For the past six years, Sea Cliff singer-songwriter Roger Street Friedman has attended the Northeast Regional Folk Alliance (NERFA) Conference, which celebrated its 25th year Nov. 7-10 in Stamford, CT. This year Friedman was there with his band, which includes Sea Cliff bassist Matthew Schneider, North Shore Middle School orchestra teacher Steve Uh and Staten Island drummer Jim Toscano.
“It feels like coming home to a musical family,” Friedman said. “There is so much talent creating all different kinds of beautiful music that one can’t help but come away feeling inspired.”
More than 700 folk music performers, agents and others in the business attend NERFA each year. The weekend is packed with opportunities for artists to perform in showcases that happen on the formal stage, hotel rooms and even in the hotel lobby.

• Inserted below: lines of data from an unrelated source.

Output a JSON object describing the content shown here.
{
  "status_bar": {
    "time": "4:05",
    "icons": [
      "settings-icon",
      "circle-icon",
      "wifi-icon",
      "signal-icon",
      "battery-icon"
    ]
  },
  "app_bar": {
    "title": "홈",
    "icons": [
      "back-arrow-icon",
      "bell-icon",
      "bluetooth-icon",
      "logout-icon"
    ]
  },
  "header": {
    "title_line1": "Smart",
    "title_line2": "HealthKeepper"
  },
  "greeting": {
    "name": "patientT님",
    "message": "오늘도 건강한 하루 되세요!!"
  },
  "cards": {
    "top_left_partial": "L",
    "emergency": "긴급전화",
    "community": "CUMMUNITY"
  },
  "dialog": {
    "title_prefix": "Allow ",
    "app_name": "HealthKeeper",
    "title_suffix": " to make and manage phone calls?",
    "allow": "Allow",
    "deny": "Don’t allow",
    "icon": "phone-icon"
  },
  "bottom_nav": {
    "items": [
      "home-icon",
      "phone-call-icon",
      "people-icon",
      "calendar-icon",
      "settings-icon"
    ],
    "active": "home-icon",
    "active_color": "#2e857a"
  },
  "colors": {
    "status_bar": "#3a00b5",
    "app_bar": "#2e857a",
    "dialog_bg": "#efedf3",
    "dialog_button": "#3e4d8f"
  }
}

Rorie Kelly, a singer-songwriter who grew up in Bayville, has gone to NERFA for the past decade. She appreciates that the NERFA community has welcomed her pop-rock music that she says “doesn’t really fit in the traditional folk box.” As a teenager, Kelly spent a lot of time writing and playing guitar in her bedroom and explained that music continues to take her on journeys daily—from NERFA conferences to the Obama White House, where she played her empowerment anthem “If You Teach a Bird to Sing.”

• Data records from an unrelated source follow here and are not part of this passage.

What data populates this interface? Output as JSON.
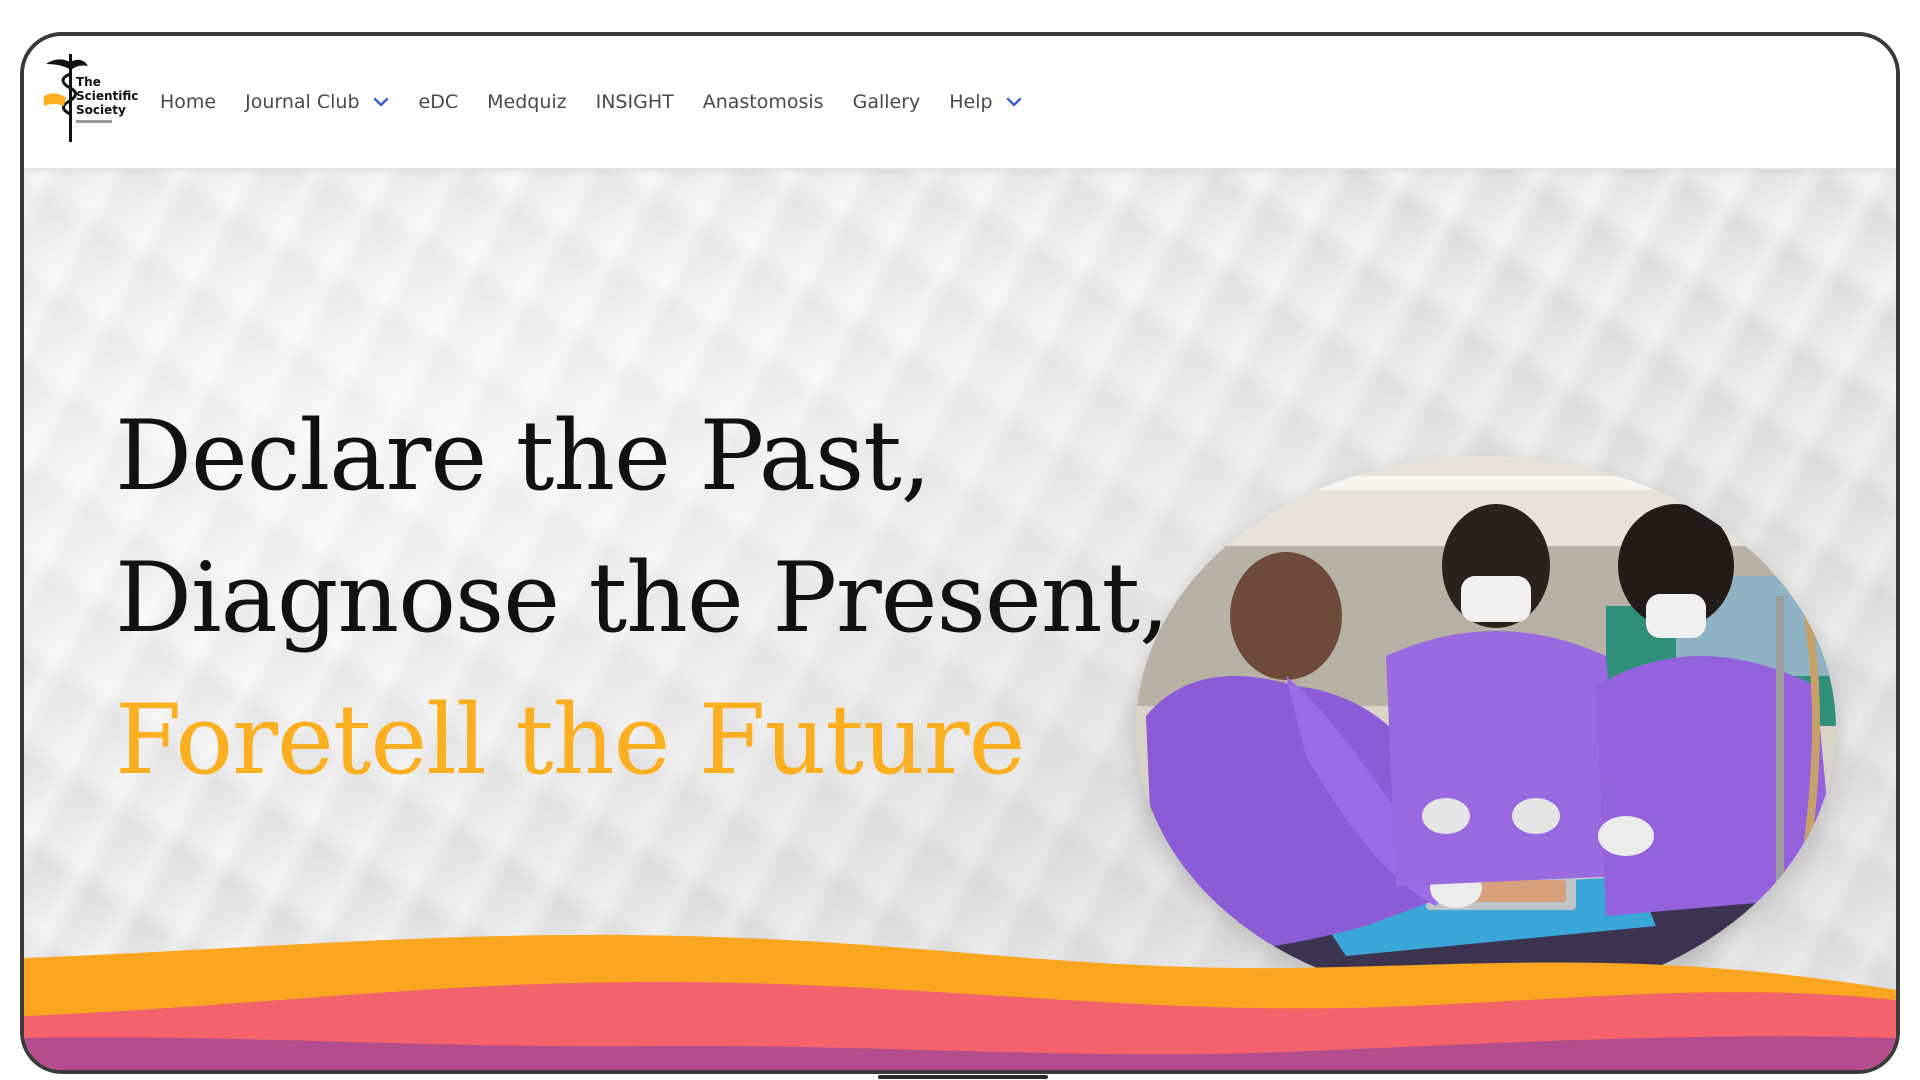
{
  "logo": {
    "line1": "The",
    "line2": "Scientific",
    "line3": "Society",
    "icon": "caduceus-icon"
  },
  "nav": {
    "items": [
      {
        "label": "Home",
        "dropdown": false
      },
      {
        "label": "Journal Club",
        "dropdown": true
      },
      {
        "label": "eDC",
        "dropdown": false
      },
      {
        "label": "Medquiz",
        "dropdown": false
      },
      {
        "label": "INSIGHT",
        "dropdown": false
      },
      {
        "label": "Anastomosis",
        "dropdown": false
      },
      {
        "label": "Gallery",
        "dropdown": false
      },
      {
        "label": "Help",
        "dropdown": true
      }
    ],
    "chevron_icon": "chevron-down-icon",
    "chevron_color": "#3b5bdb"
  },
  "hero": {
    "line1": "Declare the Past,",
    "line2": "Diagnose the Present,",
    "line3": "Foretell the Future",
    "accent_color": "#fcb021",
    "photo_subject": "dissection-photo"
  },
  "colors": {
    "wave_orange": "#fba620",
    "wave_coral": "#f4636c",
    "wave_purple": "#b44c8e",
    "headline": "#111111"
  }
}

Hillary Foxsong, an Oyster Bay mail carrier for almost 25 years, credits living in Oyster Bay for her success as a professional musician. She attended one of the village’s street fair-like “Cruise Nights” in June of 2005 where outside Canterbury’s, folk-rocker Glen Roethel was playing guitar and singing. Foxsong joined in, singing harmony. Oyster Bay’s famous resident Billy Joel passed by and joined in too, attracting a crowd. Roethel invited Foxsong to sing with him anytime. She did and at a Cruise Night the next summer, the casual duo was this time joined by Roethel’s friend, musician Stuart Markus, who added a third harmony.
“That was my first experience actually performing live with a band,” said Foxsong, who before had sung mainly in school and church choirs and karaoke bars. She had learned to sing harmony from her grandmother, who was a professional singer.

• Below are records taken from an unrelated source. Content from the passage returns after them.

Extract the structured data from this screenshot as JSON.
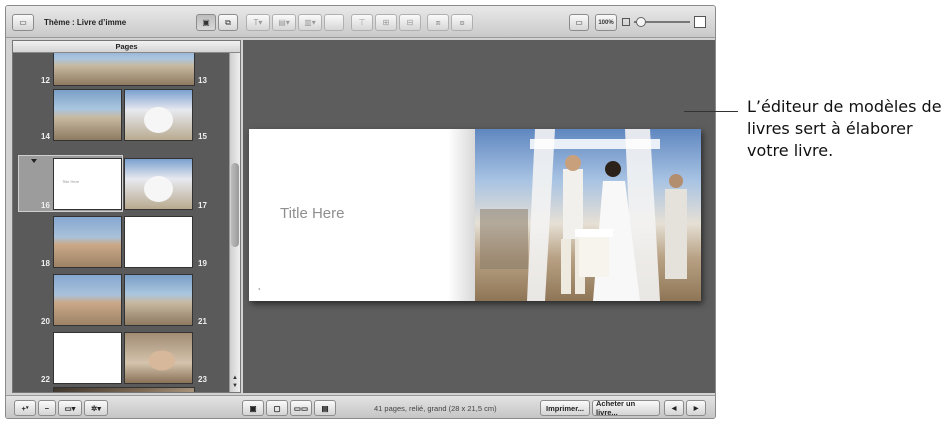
{
  "toolbar": {
    "theme_label": "Thème : Livre d’imme",
    "zoom_label": "100%"
  },
  "sidebar": {
    "header": "Pages",
    "page_numbers": [
      "12",
      "13",
      "14",
      "15",
      "16",
      "17",
      "18",
      "19",
      "20",
      "21",
      "22",
      "23"
    ],
    "selected_title": "Title Here"
  },
  "canvas": {
    "title_placeholder": "Title Here"
  },
  "bottombar": {
    "status": "41 pages, relié, grand (28 x 21,5 cm)",
    "print_label": "Imprimer...",
    "buy_label": "Acheter un livre...",
    "prev_label": "◀",
    "next_label": "▶",
    "add_label": "+",
    "remove_label": "−"
  },
  "callout": {
    "text": "L’éditeur de modèles de livres sert à élaborer votre livre."
  }
}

Foxsong, Roethel and Markus formed a band called Gathering Time, which describes themselves as a “high-energy Peter, Paul & Mary or a co-ed Crosby, Stills & Nash.” The trio, now with Gerry McKeveny in place of Roethel, just returned from their 12th NERFA.
“When you hear so much good music, you come away feeling inspired,” Foxsong said. “It makes you a better musician.”
NERFA President Michael Kornfeld, who is a Huntington resident, has held a Long Island Sounds celebration showcase in his hotel room/suite as part of his AcousticMusicScene.com showcase for several years.
“This year, I decided to really spotlight some of the talent that we have here on Long Island by inviting a dozen LI-based artists to close out the musical festivities in my suite during an extended celebration,” said Kornfeld. “Song swaps afford presenters and others an opportunity to hear a few artists in a short period of time and to consider them for possible booking in their concert series and festivals. The extended ones provide folks with a taste of the music of many artists and may prompt them to further check [them] out.”
Foxsong appreciates the support for her music career that she’s received at the post office.
“My bosses are really understanding about my taking a day off here and there to play gigs,” she said. Tony Reyes, her former supervisor, said she inspired him to return to his musical passion—DJ’ing. In terms of musical goals, Foxsong would love to break into mainstream radio and write a hit song.
“Wait a Minute Mr. Postman” and other songs about the mail have been big hits—but Foxsong tends to focus her songwriting on other things. While NERFA isn’t open to the public, shows and gigs are and Foxsong and the other Long Island artists mentioned invite all to check their websites for upcoming events.
“The best way to support local music is to listen to it,” said Friedman. “Streaming numbers are now important for musicians to become more well known and to gain traction outside of their home area. But of course coming out to see them perform live is important as well.” There it is—“Signed, Sealed, Delivered.”